Synopses & Reviews
In
Losing Moses on the Freeway, Chris Hedges, veteran war correspondent and author of the bestselling
War Is a Force That Gives Us Meaning, delivers an impassioned, eloquent call to heed the wisdom of the 10 Commandments. Celebrated for his courageous reporting on the crucial issues of our time, Hedges, who graduated from seminary at Harvard Divinity School, explores the challenge of living according to these moral precepts we have tried to follow, often unsuccessfully, for the past 6,000 years. The commandments, he writes, do not save us from evil. Instead they save us from committing evil.
Inspired by unyielding faith, rigorous moral scrutiny, and a fierce sense of social responsibility, Hedges offers a breathtaking meditation on modern life. Losing Moses on the Freeway illustrates how the commandments usually choose us -- and how we are rarely able to choose them. We cannot protect ourselves from theft, greed, adultery, or envy, nor from the impulses that lead us to commit evil acts. In honoring the commandments, we free ourselves from self-worship and are called back to the healing solidarity of community. It is in the self-sacrifice championed by the commandments that integrity, commitment, and, finally, love are made possible.
Review
"Hedges's writing is engaging, but his reports are often brutally violent....His book is bound to make many readers uncomfortable, but perhaps the message needs to be heard." Library Journal
Review
"At a time when the mere mention of religion can excite so much passion... and discord, Losing Moses on the Freeway offers sane and bracing ways to think about, and rethink, the whole subject of faith." O, The Oprah Magazine
Review
"Unfailingly well-written, compelling, and disturbing.... It's not an easy faith that Hedges describes, and that is the point." The American Prospect
Review
"[Hedges] brings a broad and secular perspective to a deep examination of the principles of the Ten Commandments.... A deeply moving book." Vernon Ford, Booklist
Review
"Hedges' main point is that America is a nation marked by self-satisfaction, false piety, hypocrisy, and covetousness and that its institutions and culture aid and abet these very real failings.... If you're fed up with the sorry state of things in America today and aren't sure why, Hedges lays it out for you here." Baltimore Sun
Synopsis
The 10 Commandments the laws given to Moses by God are beyond the scope of human law. They are rules meant to hold us together but, when dishonored, they lead to discord and violence.
In this fierce, articulate narrative, Hedges, who graduated from seminary at Harvard Divinity School, looks through the lens of each commandment to examine the moral ruin of American society. With urgency and passion, he challenges readers to take a hard look at the disconnect between their supposed values and the shallow, self-absorbed lives many people actually lead.

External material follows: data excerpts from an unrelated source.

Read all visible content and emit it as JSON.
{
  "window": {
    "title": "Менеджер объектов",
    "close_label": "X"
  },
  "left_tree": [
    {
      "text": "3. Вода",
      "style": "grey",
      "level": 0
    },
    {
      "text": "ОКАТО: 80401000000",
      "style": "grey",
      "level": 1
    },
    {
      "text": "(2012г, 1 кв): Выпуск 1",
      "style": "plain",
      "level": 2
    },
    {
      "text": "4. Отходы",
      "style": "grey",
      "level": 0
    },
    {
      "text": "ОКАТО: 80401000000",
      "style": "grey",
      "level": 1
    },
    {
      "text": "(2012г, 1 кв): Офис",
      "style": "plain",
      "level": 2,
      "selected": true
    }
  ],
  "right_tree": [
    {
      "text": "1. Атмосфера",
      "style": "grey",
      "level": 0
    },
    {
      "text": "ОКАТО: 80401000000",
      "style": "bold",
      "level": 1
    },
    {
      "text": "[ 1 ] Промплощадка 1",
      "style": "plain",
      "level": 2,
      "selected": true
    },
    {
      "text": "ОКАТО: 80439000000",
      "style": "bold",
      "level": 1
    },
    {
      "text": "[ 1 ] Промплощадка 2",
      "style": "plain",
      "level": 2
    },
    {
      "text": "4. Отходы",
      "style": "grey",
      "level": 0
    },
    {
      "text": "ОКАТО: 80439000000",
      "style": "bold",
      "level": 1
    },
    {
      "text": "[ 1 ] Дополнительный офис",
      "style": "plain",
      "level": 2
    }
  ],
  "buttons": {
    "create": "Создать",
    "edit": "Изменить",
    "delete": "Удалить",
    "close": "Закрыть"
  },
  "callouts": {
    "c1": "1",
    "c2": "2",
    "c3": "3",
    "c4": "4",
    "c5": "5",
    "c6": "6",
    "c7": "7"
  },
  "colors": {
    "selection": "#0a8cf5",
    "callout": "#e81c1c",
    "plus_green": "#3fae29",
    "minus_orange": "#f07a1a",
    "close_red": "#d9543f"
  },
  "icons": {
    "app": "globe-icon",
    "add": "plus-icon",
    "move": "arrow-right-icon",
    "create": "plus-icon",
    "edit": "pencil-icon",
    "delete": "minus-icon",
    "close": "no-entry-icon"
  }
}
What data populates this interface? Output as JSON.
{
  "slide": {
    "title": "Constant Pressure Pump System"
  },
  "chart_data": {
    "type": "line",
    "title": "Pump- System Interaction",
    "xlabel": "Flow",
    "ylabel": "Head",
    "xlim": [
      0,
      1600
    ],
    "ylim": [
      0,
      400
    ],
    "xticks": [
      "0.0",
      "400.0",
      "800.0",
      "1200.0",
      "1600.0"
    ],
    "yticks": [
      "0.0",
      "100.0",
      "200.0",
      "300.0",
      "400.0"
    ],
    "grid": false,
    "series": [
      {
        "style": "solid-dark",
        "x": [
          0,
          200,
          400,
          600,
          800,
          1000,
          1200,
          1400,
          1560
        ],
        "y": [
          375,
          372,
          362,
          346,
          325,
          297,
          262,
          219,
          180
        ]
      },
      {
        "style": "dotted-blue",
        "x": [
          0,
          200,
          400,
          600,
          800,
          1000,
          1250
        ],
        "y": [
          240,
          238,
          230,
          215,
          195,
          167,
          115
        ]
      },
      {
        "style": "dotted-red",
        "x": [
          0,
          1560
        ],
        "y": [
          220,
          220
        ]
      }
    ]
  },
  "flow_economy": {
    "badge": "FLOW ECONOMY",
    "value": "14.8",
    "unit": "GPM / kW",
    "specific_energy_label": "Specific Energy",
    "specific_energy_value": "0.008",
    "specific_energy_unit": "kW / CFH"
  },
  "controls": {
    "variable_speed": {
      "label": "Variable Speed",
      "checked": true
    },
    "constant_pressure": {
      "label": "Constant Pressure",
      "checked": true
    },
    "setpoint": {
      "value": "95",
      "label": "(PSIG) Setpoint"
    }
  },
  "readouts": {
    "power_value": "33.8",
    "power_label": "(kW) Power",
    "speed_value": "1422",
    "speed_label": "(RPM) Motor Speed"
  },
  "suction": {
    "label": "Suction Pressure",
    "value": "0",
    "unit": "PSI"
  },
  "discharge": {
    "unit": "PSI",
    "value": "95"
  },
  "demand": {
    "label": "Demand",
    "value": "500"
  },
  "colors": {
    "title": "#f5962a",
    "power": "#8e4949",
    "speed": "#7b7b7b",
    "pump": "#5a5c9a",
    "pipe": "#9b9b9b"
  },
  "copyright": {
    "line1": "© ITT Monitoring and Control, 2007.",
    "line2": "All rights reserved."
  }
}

Taking examples from his personal life and twenty years of reporting, Hedges explores one commandment at a time, each through a particular social group. With each story, he reveals the universal nature of personal suffering, discovery, and redemption and explores the laws that we have tried to follow, often unsuccessfully, for the past 6,000 years.
About the Author
Chris Hedges was a foreign correspondent for nearly two decades for
The New York Times, The Dallas Morning News, The Christian Science
Monitor and National Public Radio. He was a member of the team that won the
2002 Pulitzer Prize for Explanatory Reporting for The New York Times
coverage of global terrorism, and he received the 2002 Amnesty International
Global Award for Human Rights Journalism. Hedges is the author of the bestseller
American Fascists and National Book Critics Circle finalist for War Is
a Force That Gives Us Meaning. He is a Senior Fellow at The Nation Institute
and a Lannan Literary Fellow and has taught at Columbia University, New York
University and Princeton University.